Le responsable a ajouté que, par le passé, les résultats de mesures similaires annoncées par les talibans avaient été « seulement apparents et de courte durée ».
Cette réaction montre qu’Islamabad ne se contente plus de compter les arrestations. Le Pakistan cherche à déterminer si ces opérations réduisent réellement la capacité opérationnelle du TTP ou s’il s’agit d’une mesure temporaire destinée à diminuer la pression exercée sur les talibans.
De son côté, un responsable du secteur médiatique du TTP a défendu la position du groupe face aux talibans, en soulignant l’importance de la relation politique et sociale qu’il affirme entretenir avec l’Afghanistan.
Où se trouve Mufti Noor Wali ?
Les opérations contre des membres et des structures liés au TTP interviennent également au moment où de nouvelles vidéos attribuées à Mufti Noor Wali, chef du groupe, ont circulé.
Dans l’une d’elles, qui aurait été enregistrée dans le district de Kurram, Noor Wali apparaît en train de discuter avec des travailleurs d’une entreprise d’extraction de pierres. Une autre vidéo montrerait, selon des sources, le chef du TTP dirigeant à distance une opération au moyen d’un drone.
Les autorités pakistanaises ont affirmé à plusieurs reprises que Noor Wali vivait dans une zone sécurisée en Afghanistan sous la protection des talibans.
Cependant, après l’attaque présumée visant son véhicule à Kaboul en octobre 2025, ces nouvelles images constituent la deuxième apparition de Noor Wali dans des vidéos présentées comme ayant été tournées dans les zones tribales de Khyber Pakhtunkhwa.
Le 16 octobre 2025, Noor Wali était déjà apparu dans une vidéo de huit minutes pour démentir les informations faisant état d’une attaque contre lui et affirmer qu’il vivait dans le district de Khyber.
Les nouvelles vidéos attribuées au chef du TTP apparaissent donc dans un contexte où la pression exercée par les talibans contre les membres de son organisation en Afghanistan semble s’intensifier.
Des sources ont également indiqué à Nimruz TV que les contacts avec Hafiz Gul Bahadur, chef d’un autre groupe de talibans pakistanais, étaient impossibles depuis plusieurs jours. Aucun détail supplémentaire n’est disponible sur sa situation.
Les talibans n’ont pas officiellement commenté les arrestations de membres et de commandants du TTP. Les autorités pakistanaises n’ont pas non plus confirmé officiellement l’ensemble de ces informations.
Angle spécifique de Nimruz
Si les arrestations et les perquisitions rapportées sont confirmées, elles pourraient marquer une évolution importante dans la manière dont les talibans traitent le TTP.

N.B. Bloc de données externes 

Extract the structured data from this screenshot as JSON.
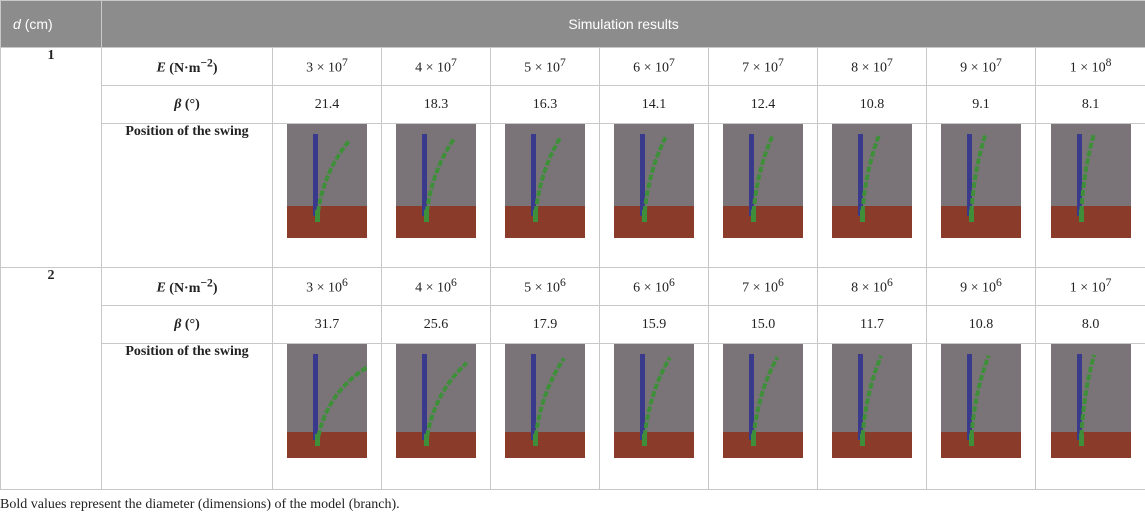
{
  "header": {
    "d_symbol": "d",
    "d_unit": "(cm)",
    "results": "Simulation results"
  },
  "labels": {
    "e_symbol": "E",
    "e_unit": "(N·m",
    "e_exp": "−2",
    "e_close": ")",
    "beta_symbol": "β",
    "beta_unit": "(°)",
    "swing": "Position of the swing"
  },
  "groups": [
    {
      "d": "1",
      "e": [
        {
          "m": "3 × 10",
          "exp": "7"
        },
        {
          "m": "4 × 10",
          "exp": "7"
        },
        {
          "m": "5 × 10",
          "exp": "7"
        },
        {
          "m": "6 × 10",
          "exp": "7"
        },
        {
          "m": "7 × 10",
          "exp": "7"
        },
        {
          "m": "8 × 10",
          "exp": "7"
        },
        {
          "m": "9 × 10",
          "exp": "7"
        },
        {
          "m": "1 × 10",
          "exp": "8"
        }
      ],
      "beta": [
        "21.4",
        "18.3",
        "16.3",
        "14.1",
        "12.4",
        "10.8",
        "9.1",
        "8.1"
      ]
    },
    {
      "d": "2",
      "e": [
        {
          "m": "3 × 10",
          "exp": "6"
        },
        {
          "m": "4 × 10",
          "exp": "6"
        },
        {
          "m": "5 × 10",
          "exp": "6"
        },
        {
          "m": "6 × 10",
          "exp": "6"
        },
        {
          "m": "7 × 10",
          "exp": "6"
        },
        {
          "m": "8 × 10",
          "exp": "6"
        },
        {
          "m": "9 × 10",
          "exp": "6"
        },
        {
          "m": "1 × 10",
          "exp": "7"
        }
      ],
      "beta": [
        "31.7",
        "25.6",
        "17.9",
        "15.9",
        "15.0",
        "11.7",
        "10.8",
        "8.0"
      ]
    }
  ],
  "colors": {
    "header_bg": "#8c8c8c",
    "sky": "#7a7479",
    "ground": "#8b3b2a",
    "pole": "#3a3a8c",
    "branch": "#3f8f3a"
  },
  "footnote": "Bold values represent the diameter (dimensions) of the model (branch)."
}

Le nombre d’arrestations ne suffit toutefois pas à établir un changement stratégique. Le véritable indicateur sera la durée et l’ampleur des restrictions imposées au groupe : maintien des arrestations, fermeture de ses réseaux logistiques, limitation des déplacements de ses cadres et contrôle de ses activités en Afghanistan.
Analyse finale
L’enjeu dépasse donc les quelque 20 arrestations rapportées. Si les talibans imposent durablement des restrictions au TTP, ils pourraient répondre à l’une des principales demandes sécuritaires du Pakistan et ouvrir une nouvelle phase dans les relations entre Kaboul et Islamabad.
Mais si ces opérations restent limitées dans le temps, le Pakistan pourrait continuer à considérer les mesures talibanes comme insuffisantes et maintenir ses accusations contre Kaboul.
Le véritable test ne sera donc pas l’annonce des arrestations, mais leur effet durable sur la capacité du TTP à utiliser le territoire afghan. C’est cette évolution qui permettra de déterminer si les talibans ont réellement changé leur politique à l’égard du groupe ou s’ils cherchent seulement à réduire temporairement la pression pakistanaise.